With that Spurs rejection in mind, just how far has Moyes' stock fallen, and where can he hope to resurface? Newcastle is the favourite according to the odds, supporters desperate to free the club from the tedium they feel has encapsulated them under the ownership of Mike Ashley, with Alan Pardew seen as the puppet. But, with low investment and a potentially volatile owner, would Moyes really want the job? More pertinently, can he look such a gift horse in the mouth?
Aston Villa are another option, with Paul Lambert under increasing pressure from a home support that have seen their side take 16 Premier League points since early December. However, with Randy Lerner recently giving little away regarding rumours of selling the club in the summer, it would be a risk for Moyes. In any case, he has to be invited into the job first. Football chairmen know the dangers of appointing a tainted man.
There seems little doubt that Moyes' stock has fallen further in England than abroad, where they are typically far more instantly forgiving of managerial failure, so a move to the continent could a be a route to redemption.
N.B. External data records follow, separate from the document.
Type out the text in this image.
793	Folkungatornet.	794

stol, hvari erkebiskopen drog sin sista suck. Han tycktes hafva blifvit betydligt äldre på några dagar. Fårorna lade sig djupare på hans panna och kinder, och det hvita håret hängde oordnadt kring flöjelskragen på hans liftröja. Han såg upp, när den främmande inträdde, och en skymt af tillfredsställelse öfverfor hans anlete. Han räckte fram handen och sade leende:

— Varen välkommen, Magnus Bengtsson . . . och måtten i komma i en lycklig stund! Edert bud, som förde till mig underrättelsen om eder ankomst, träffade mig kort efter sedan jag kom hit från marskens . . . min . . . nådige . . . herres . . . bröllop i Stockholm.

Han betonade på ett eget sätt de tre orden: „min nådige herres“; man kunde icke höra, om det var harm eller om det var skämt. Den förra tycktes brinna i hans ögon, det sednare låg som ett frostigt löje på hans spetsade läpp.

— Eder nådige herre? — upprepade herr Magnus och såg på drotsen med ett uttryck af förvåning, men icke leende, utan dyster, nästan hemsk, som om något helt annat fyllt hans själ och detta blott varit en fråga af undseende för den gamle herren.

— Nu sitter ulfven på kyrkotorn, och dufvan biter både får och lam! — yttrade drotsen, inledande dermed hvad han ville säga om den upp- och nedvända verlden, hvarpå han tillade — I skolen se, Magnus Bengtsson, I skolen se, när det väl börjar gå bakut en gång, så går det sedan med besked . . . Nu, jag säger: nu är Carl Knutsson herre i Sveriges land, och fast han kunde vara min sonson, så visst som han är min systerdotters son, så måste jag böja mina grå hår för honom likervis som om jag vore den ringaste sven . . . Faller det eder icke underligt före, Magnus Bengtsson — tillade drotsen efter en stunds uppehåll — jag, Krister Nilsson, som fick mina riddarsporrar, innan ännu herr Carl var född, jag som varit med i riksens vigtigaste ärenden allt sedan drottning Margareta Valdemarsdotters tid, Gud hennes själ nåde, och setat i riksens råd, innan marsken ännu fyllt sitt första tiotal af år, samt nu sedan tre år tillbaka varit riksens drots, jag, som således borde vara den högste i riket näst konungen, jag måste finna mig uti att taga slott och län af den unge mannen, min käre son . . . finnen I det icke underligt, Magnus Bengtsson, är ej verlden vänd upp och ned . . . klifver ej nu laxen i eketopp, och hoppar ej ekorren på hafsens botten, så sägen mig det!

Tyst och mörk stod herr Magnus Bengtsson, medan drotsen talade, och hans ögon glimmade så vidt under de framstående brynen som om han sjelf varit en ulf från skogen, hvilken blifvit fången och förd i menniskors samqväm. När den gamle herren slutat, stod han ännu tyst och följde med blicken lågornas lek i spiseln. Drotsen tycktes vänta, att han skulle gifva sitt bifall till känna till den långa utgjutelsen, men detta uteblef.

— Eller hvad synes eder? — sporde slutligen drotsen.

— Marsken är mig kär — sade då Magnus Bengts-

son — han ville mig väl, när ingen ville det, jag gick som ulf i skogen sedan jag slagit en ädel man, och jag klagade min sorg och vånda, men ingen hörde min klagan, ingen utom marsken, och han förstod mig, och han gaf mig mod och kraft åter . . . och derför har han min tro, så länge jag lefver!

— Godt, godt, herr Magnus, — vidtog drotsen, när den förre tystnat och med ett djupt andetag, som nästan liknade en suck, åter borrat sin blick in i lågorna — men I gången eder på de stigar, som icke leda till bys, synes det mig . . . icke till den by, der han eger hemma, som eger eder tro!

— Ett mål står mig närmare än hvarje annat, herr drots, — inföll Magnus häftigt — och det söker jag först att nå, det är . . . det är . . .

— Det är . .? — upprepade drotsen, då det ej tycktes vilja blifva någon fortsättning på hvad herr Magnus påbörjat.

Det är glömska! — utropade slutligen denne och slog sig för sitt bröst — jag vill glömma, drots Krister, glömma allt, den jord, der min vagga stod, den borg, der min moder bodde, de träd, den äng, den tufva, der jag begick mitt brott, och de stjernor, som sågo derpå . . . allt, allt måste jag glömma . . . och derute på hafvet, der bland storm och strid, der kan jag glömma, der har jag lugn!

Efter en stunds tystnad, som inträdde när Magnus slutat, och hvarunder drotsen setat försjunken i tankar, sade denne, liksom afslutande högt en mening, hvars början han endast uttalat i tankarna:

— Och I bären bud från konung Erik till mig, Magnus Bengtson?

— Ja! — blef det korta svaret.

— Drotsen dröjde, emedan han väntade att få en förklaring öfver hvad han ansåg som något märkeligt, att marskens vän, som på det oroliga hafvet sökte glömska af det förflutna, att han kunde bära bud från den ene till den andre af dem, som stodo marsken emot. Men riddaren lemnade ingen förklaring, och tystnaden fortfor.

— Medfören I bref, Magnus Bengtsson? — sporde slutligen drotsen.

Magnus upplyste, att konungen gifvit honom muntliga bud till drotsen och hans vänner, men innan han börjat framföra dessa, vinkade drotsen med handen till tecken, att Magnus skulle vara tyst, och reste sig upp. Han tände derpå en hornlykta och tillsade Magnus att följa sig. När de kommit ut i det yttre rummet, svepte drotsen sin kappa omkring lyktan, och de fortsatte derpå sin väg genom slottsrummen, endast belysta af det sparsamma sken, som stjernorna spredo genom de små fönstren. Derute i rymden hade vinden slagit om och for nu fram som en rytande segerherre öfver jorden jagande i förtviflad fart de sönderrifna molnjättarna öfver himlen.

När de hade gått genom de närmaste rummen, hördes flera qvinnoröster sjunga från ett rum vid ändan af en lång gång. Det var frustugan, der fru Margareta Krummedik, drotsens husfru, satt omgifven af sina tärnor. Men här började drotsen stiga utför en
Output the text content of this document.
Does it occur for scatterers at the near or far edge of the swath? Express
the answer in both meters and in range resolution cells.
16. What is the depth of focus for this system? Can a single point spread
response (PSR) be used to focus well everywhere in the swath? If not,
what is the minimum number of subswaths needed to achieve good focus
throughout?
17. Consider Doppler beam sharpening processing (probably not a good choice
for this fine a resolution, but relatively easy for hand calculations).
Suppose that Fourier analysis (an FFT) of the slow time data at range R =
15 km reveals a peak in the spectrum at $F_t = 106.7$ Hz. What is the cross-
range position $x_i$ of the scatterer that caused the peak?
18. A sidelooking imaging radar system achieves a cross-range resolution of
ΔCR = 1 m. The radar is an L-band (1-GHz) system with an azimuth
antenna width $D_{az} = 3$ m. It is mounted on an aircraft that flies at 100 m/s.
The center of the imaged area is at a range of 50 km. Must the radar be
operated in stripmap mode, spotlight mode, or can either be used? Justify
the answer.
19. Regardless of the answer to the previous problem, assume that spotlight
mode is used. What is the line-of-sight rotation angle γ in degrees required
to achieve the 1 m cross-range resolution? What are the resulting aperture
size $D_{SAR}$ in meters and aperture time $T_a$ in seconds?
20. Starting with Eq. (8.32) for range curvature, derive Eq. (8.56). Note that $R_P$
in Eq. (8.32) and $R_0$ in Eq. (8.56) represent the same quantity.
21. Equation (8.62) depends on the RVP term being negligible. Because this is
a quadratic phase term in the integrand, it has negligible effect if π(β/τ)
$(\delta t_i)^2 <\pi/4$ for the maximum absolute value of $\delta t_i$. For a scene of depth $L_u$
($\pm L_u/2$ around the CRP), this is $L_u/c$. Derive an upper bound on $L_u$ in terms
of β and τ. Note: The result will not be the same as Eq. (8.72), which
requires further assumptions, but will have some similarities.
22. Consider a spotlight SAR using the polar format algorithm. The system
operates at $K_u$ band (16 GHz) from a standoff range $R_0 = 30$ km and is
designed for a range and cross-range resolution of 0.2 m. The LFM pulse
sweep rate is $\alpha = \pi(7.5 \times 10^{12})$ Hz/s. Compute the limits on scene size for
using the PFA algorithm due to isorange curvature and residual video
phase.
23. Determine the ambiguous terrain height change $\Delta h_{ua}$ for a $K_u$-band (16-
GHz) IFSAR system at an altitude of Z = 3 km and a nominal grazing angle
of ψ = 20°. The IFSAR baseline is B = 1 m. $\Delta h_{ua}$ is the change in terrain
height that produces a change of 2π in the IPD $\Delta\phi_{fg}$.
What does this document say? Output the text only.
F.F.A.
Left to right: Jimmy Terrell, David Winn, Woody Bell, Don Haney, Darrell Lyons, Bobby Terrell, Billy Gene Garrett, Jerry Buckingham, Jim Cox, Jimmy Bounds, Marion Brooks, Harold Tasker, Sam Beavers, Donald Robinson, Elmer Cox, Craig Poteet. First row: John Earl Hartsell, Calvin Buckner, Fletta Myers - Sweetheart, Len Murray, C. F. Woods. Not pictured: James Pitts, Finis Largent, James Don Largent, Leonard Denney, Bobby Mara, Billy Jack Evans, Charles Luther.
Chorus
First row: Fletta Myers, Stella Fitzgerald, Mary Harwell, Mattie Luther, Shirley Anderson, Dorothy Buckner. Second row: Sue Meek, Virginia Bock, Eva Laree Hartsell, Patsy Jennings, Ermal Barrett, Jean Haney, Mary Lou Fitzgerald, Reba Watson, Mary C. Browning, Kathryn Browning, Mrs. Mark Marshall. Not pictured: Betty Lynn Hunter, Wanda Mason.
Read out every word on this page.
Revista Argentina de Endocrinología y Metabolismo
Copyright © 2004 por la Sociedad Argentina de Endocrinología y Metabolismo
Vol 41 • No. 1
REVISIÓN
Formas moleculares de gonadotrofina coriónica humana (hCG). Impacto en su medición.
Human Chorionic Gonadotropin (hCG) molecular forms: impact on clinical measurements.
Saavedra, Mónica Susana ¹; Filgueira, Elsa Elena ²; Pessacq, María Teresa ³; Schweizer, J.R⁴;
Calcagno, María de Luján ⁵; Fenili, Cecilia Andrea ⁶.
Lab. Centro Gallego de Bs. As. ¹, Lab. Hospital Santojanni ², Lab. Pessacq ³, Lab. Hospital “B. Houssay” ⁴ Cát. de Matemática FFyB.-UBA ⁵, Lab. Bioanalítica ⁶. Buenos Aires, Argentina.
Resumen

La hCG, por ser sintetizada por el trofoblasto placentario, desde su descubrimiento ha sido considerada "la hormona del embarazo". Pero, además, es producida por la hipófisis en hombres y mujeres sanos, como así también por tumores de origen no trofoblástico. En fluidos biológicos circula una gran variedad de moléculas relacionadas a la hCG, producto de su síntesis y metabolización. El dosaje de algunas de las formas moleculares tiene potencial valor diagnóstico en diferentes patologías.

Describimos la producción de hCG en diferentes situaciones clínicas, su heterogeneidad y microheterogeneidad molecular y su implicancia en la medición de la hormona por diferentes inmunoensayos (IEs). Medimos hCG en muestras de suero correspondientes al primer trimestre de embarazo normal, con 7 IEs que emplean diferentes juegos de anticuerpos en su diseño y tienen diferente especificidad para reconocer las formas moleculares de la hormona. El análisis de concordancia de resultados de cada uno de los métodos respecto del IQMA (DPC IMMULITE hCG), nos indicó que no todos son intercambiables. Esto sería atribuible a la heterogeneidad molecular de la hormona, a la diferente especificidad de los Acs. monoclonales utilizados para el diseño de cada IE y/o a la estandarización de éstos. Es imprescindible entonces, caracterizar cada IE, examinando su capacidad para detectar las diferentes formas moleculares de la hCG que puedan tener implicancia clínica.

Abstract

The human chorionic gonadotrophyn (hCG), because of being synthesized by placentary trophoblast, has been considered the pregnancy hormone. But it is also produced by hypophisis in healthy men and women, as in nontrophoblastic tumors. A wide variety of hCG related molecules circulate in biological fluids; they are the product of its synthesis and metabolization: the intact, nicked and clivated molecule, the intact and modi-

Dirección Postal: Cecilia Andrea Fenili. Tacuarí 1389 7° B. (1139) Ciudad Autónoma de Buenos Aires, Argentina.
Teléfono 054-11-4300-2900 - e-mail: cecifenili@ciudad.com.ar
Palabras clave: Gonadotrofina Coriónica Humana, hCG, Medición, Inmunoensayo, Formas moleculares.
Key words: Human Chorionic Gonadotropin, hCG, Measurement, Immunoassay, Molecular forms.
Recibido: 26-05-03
Moyes has previously admitted the attractiveness of the Bundesliga, in December 2012 saying: "I always had the hope of being a coach abroad. If I had the choice, I would probably go to Germany, in part because of the mentality, which is similar to mine. I'm also fascinated by what happens in German football." There were reports of interest from Schalke last April, and Wolfsburg are amongst the favourites for Moyes' next location, with second tier-bound Hamburg also discussed.
The comparison between Moyes and Steve McClaren is obvious. Both impressed significantly at comparatively unfashionable outfits, then promoted beyond their expertise into a position that they could not reasonably refuse - the label of 'bottler' would have been forthcoming had they done so. Both were proven to be out of their depth in the limelight, but then castigated to the point that moving abroad seemed the only route to regain employment at a level deserving of their ability.
Wherever Moyes ends up, there is a certain despondency attached to his next career move. Despite demonstrating that he is an accomplished manager over an 11-year period at Everton, it is his ten-month failure at Old Trafford that may now taint him for the rest of his career - the 'guy that blew it'.
A long hard road to redemption now begins.